Decisão de Toffoli sobre leniência da Odebrecht

O grupo de trabalho da OCDE disse que a decisão de Toffoli, que vetou o uso de provas obtidas no acordo de leniência da Odebrecht, pode “afetar a segurança jurídica” de outros acordos similares e abalar a participação do Brasil em “cooperações jurídicas em casos de corrupção internacional”.

“Os examinadores recomendam que o grupo de trabalho (da OCDE) acompanhe as possíveis consequências que esta decisão pode gerar nos acordos de leniência no Brasil relativos à corrupção internacional, particularmente em que medida pode afetar sua segurança jurídica”, diz o relatório.

O relatório cita alertas de diversas entidades, incluindo a Transparência Internacional, sobre suposta “interferência política indevida” na PGR no mandato de Augusto Aras. A OCDE pediu que o país “estabeleça salvaguardas para proteger a PGR de politização ou percepção de politização”.

Citando relatos colhidos pelo grupo de trabalho em sua visita ao Brasil, o relatório registrou que “a escolha do próximo PGR será um importante balizador sobre o rumo futuro” do país. O mandato de Aras se encerrou em setembro, e o governo Lula ainda não decidiu o substituto.

Independência e imparcialidade do MPF

A OCDE identificou “riscos à independência” de promotores, citando sanções do Tribunal de Contas da União (TCU) e do Conselho Nacional do Ministério Público (CNMP) contra membros da Lava-Jato, em 2022, contrariando relatórios técnicos dos respectivos órgãos.

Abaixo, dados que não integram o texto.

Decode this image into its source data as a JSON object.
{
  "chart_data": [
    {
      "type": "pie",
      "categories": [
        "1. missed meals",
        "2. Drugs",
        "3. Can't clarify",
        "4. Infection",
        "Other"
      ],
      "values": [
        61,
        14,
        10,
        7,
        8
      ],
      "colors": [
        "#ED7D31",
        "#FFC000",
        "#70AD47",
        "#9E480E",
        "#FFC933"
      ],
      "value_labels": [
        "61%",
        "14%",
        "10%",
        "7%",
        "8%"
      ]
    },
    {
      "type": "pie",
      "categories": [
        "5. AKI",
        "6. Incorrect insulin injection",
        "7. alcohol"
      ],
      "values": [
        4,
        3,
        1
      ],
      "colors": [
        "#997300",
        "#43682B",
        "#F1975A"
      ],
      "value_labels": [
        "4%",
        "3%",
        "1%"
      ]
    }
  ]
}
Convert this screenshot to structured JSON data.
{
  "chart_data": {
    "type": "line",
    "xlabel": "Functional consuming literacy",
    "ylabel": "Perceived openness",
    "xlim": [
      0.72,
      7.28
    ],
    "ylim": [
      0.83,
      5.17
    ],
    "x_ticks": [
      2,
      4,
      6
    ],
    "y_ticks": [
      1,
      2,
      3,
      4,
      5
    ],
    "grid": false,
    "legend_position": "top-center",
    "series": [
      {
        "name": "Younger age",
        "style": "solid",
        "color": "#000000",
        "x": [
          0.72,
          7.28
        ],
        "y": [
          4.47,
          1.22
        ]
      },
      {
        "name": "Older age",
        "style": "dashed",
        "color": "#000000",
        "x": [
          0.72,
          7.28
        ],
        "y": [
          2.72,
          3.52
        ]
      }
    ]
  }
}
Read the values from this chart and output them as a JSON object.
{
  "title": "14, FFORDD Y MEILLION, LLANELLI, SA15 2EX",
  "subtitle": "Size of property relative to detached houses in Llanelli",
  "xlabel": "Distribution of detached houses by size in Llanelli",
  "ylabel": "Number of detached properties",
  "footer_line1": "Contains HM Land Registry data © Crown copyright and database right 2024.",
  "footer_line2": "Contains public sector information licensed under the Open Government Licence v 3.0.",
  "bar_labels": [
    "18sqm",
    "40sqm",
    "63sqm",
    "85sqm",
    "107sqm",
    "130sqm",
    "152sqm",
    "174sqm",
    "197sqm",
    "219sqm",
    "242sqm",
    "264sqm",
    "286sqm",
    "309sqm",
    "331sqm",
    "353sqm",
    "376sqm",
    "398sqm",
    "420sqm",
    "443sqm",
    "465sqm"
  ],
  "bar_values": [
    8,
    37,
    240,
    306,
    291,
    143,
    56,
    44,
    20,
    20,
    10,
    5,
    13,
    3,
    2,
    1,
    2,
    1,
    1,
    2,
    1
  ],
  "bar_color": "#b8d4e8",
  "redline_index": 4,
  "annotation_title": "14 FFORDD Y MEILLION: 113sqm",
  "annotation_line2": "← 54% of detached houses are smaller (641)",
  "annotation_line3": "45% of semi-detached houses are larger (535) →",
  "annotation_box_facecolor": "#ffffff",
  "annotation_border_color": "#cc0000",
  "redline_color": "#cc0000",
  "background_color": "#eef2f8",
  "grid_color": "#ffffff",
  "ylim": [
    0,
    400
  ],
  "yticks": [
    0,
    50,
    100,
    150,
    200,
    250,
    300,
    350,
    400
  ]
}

Em agosto do ano passado, o TCU determinou a devolução de R$ 2,8 milhões gastos em diárias e passagens com procuradores da operação. O relatório da OCDE observou que uma comissão investigadora “não apontou irregularidades” na ocasião. Em dezembro, dois procuradores da Lava-Jato do Rio foram sancionados pelo CNMP por um comunicado institucional que havia divulgado a apresentação de uma denúncia contra senadores do MDB. Apesar de uma comissão técnica ter descartado a violação de normas disciplinares, os procuradores foram suspensos pelo CNMP.

A OCDE também criticou o “viés político” de procuradores que atuaram em casos anticorrupção, citando especificamente o caso das mensagens vazadas de procuradores da Lava-Jato. O caso levou o STF a anular, em 2021, as condenações do então ex-presidente Lula na Lava-Jato.

“Os examinadores estão profundamente preocupados com a percepção de falta de independência e autonomia de procuradores (…). Eles também notaram com preocupação que, assim como confirmado pelo STF, houve influência de viés político em decisões judiciais em um caso proeminente de corrupção”, diz o documento da OCDE.

Extinção do modelo de força-tarefa

Os examinadores afirmaram que forças-tarefas como a da Lava-Jato atuaram em “casos complexos”, e que sua extinção pode “enfraquecer a capacidade do Brasil” de combater crimes internacionais. Os GAECOs (Grupos de Atuação Especial de Combate ao Crime Organizado), modelo escolhido para substituir as forças-tarefas, têm “natureza mais institucionalizada”, mas carecem de “especialização”, segundo o relatório da OCDE.

Cooperação internacional

Segundo o relatório, membros da OCDE relataram “maior dificuldade para cooperações internacionais” com o Brasil após o fim da Lava-Jato, além de demora para obter autorizações judiciais para compartilhamento de dados.

O texto afirma que “contatos informais” com investigadores de outros países são “aceitos internacionalmente como boa prática” para se chegar a acordos formais. Na decisão em que anulou as provas obtidas com o acordo de leniência da Odebrecht, o ministro Dias Toffoli questionou os procedimentos adotados pelos procuradores da Lava-Jato. Para Toffoli, a força-tarefa não seguiu as etapas formais necessárias à obtenção de documentos da Odebrecht na Suíça. Uma sindicância da PGR, por outro lado, não mostrou irregularidades na conduta dos procuradores.

Tentativa de interferência na extradição de Allan dos Santos

O relatório apontou que, embora não tenha identificado problemas no quadro geral de tratativas de extradição, houve uma “suposta tentativa” de interferência do governo Bolsonaro no processo envolvendo o blogueiro bolsonarista Allan dos Santos, o que exigirá um “acompanhamento futuro”.